A very rare entry from inside the US for me. Came down to Atlanta last week to do some work for the CDC Foundation. I worked for them this past summer in Kenya, so it was interesting to see the other side of things here in the US. Spent the week interviewing and photographing scientists and researchers at the CDC labs, which are as impressive as you’d expect them to be. Thursday last week I interviewed Bernie Marcus, the co-founder of Home Depot, and a major contributor to the CDC.
But today, I spoke with Dr. Joe Boone, who had worked for the CDC for 32 years. Now he works for a science and technology company here in Atlanta as a sort of relationship manager between the CDC and the company he works for. During his time at the CDC he worked with a woman named Louise Martin – a veterinarian for the CDC who was killed in the bombing of the US embassy in Nairobi in 1998. After her death, friends and colleagues started an endowment to honor her memory, which pays the way for African girls to go to school each year. Dr. Boone has encouraged his new employer to contribute to the fund, which is managed by the CDC Foundation.

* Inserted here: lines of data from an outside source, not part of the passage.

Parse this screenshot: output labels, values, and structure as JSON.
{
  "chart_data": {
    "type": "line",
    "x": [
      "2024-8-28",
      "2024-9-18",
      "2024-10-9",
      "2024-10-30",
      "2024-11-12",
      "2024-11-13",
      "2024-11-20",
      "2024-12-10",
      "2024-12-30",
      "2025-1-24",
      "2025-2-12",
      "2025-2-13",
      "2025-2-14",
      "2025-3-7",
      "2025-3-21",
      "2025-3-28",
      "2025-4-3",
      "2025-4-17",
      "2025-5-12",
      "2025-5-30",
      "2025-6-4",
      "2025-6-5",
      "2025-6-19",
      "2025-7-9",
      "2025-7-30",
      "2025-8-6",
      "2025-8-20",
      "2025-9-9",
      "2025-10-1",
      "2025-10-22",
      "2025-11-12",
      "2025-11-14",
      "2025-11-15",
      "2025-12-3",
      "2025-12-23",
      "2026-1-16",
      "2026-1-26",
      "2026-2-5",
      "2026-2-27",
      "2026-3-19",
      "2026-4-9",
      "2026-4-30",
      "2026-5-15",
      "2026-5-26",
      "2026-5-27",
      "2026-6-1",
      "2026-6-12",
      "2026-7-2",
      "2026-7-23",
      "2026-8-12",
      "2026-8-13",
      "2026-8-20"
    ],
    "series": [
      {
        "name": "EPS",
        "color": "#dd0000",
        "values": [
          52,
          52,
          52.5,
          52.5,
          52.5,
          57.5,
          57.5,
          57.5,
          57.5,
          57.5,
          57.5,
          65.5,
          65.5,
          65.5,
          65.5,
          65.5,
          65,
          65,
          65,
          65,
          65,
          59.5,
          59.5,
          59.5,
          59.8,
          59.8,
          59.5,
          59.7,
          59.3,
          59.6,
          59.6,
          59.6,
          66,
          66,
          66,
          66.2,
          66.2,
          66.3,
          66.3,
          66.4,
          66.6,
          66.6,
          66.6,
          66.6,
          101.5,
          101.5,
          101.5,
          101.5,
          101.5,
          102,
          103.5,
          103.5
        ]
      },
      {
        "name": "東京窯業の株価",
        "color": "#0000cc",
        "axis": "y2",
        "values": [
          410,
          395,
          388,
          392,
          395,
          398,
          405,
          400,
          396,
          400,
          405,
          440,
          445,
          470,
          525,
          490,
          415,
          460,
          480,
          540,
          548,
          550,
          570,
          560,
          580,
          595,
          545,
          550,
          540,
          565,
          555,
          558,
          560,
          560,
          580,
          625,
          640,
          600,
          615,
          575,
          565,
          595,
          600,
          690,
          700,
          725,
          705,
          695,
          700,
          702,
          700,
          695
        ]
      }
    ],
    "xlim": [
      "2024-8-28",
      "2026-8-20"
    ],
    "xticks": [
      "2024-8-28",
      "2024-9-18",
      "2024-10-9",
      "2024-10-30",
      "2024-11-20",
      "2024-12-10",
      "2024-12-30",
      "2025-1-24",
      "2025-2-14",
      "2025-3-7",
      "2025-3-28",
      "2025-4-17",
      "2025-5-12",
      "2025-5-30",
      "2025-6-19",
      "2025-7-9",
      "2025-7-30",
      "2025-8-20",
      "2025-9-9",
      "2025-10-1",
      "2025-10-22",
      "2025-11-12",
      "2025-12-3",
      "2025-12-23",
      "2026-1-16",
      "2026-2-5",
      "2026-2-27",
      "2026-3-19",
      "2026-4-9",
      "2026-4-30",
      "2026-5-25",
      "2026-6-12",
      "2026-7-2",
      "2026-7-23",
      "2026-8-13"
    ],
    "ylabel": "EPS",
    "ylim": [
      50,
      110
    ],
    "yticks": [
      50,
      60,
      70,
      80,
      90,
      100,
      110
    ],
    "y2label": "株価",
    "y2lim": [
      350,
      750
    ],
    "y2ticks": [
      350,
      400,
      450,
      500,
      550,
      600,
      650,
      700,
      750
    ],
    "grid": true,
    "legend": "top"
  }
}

The story is interesting to me in particular because I know the girls who are going to school in Kenya thanks to the Martin Scholarship. I met them on my trip there last summer. It is, from the shiny glass and steel office buildings of down town Atlanta, one of those brief melding of your two worlds that you experience when you do this sort of work long enough – a connection to some part of what feels like another life when you leave someplace like Africa and come back to the US.